The tears of these poor men: Victims of Cowee Tunnel disaster deserve recognition
In a region as rich in local lore as this, it may seem like every story’s been told to death, including that of the infamous Cowee Tunnel disaster.
North Carolina, though, is also home to the old-world tradition of telling stories through song and has an ample supply of musicians like Balsam Range frontman Buddy Melton and his buddies, Haywood native Milan Miller and Piedmont bassist Mark W. Winchester, who on their 2010 album Songs From Jackson County relate the incident about as well as anyone else ever could.
Anderson Drake was a convict back in 1883
A two-timin’ felon with a shady disposition and a troublesome history
Every morning he crossed the Tuckasegee River with a boatload of other inmates
Spent his days on a chain gang building railroads for the state
That much is true — after the Civil War, convict labor was utilized by all manner of industry, including the Western North Carolina Railroad.
Under grueling conditions, convicts like Drake — African-Americans likely not fully deserving of a chain gang sentence — laid miles and miles of railroad track. They were fed well to keep them healthy and working, but other than that, they were little more than easily disposable pieces of state-owned property.

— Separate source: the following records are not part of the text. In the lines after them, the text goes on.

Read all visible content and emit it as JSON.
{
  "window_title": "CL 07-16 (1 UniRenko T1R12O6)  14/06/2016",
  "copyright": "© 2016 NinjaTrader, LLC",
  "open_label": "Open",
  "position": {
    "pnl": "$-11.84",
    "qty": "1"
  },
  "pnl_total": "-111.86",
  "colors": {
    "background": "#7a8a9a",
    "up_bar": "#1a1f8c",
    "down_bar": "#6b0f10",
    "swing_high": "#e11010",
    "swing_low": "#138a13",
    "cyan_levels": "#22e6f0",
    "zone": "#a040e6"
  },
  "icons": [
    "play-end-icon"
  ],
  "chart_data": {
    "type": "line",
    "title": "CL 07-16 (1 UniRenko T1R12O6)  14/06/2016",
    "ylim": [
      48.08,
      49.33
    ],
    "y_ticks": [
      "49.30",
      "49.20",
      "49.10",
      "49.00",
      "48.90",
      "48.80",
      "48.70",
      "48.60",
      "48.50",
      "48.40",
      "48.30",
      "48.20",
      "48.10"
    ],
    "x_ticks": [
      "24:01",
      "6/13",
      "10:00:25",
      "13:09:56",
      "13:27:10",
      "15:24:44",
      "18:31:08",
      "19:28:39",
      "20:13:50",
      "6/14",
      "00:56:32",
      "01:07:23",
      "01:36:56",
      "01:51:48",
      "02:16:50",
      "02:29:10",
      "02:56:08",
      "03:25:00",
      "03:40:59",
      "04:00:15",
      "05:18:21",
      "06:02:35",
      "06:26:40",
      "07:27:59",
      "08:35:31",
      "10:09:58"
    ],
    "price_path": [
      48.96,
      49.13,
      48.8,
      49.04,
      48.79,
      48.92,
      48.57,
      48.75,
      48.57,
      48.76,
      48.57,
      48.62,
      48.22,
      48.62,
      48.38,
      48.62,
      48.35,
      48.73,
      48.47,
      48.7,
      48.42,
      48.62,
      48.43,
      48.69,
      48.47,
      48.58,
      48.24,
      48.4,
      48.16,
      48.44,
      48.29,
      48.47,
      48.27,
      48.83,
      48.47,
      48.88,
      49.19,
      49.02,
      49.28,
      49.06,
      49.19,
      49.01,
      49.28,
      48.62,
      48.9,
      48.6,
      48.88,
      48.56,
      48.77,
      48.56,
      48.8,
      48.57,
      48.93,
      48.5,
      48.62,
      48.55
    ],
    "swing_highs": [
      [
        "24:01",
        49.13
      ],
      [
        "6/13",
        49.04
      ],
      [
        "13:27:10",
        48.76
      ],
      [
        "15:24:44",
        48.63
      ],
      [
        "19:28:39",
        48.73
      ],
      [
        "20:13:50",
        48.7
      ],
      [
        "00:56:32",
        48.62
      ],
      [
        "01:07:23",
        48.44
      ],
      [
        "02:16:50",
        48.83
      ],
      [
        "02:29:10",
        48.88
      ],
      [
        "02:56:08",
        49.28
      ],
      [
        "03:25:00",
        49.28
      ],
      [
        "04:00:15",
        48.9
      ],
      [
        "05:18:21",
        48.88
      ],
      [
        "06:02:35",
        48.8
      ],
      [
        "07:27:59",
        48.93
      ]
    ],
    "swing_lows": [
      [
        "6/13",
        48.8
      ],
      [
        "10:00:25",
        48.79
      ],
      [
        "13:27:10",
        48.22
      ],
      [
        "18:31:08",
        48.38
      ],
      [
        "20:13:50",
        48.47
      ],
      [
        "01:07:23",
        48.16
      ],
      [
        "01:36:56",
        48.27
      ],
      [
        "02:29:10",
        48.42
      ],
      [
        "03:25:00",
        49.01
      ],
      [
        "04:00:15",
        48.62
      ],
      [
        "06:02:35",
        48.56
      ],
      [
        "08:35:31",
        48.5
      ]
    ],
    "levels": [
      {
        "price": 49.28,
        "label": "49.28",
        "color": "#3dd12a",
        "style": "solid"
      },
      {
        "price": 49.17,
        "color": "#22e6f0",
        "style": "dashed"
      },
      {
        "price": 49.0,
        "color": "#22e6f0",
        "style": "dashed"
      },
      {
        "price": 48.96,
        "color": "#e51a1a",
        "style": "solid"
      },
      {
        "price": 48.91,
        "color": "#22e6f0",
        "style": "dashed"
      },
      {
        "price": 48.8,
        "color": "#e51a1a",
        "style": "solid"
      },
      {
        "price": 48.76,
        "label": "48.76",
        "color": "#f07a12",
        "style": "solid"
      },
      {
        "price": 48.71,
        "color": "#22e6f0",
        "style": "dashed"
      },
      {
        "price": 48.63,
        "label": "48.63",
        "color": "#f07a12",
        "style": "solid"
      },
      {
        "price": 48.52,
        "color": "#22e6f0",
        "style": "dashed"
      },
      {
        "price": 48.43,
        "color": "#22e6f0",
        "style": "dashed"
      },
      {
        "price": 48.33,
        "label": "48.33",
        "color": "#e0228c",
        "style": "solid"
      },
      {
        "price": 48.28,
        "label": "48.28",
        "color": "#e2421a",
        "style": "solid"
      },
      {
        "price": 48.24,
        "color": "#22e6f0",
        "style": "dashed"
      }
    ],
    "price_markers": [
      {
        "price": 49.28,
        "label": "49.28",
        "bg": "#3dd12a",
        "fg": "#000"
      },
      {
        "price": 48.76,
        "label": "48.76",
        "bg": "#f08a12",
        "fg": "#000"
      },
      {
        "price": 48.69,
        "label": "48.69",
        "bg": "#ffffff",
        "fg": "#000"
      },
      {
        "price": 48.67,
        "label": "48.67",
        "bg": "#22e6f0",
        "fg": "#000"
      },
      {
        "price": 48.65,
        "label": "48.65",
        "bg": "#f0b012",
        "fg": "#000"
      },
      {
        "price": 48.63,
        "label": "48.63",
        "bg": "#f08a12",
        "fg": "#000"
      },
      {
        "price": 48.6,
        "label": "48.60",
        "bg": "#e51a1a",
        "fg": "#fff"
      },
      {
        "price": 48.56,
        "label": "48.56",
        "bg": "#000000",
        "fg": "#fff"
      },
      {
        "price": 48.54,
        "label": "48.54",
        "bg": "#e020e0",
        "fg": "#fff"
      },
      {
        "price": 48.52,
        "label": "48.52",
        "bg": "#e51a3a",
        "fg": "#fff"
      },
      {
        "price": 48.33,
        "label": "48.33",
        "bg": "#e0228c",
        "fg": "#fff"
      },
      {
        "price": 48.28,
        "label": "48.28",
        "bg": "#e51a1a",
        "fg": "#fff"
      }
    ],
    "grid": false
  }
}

Now the task at hand was digging out a tunnel through the Cowee mountainside
Every swing of the hammer brought him a little closer to the other side
Inch by inch just chipping away through 836 feet
But it never seemed fast enough for the warden ‘cuz he had a schedule to keep
Just up from the Tuckasegee River, about 2 miles west of Dillsboro in Jackson County, a 30-man chain gang was working in the area. They slept, chained together, in a boxcar-like shed that was locked each night. In the morning, they were walked down to the river to begin their workday.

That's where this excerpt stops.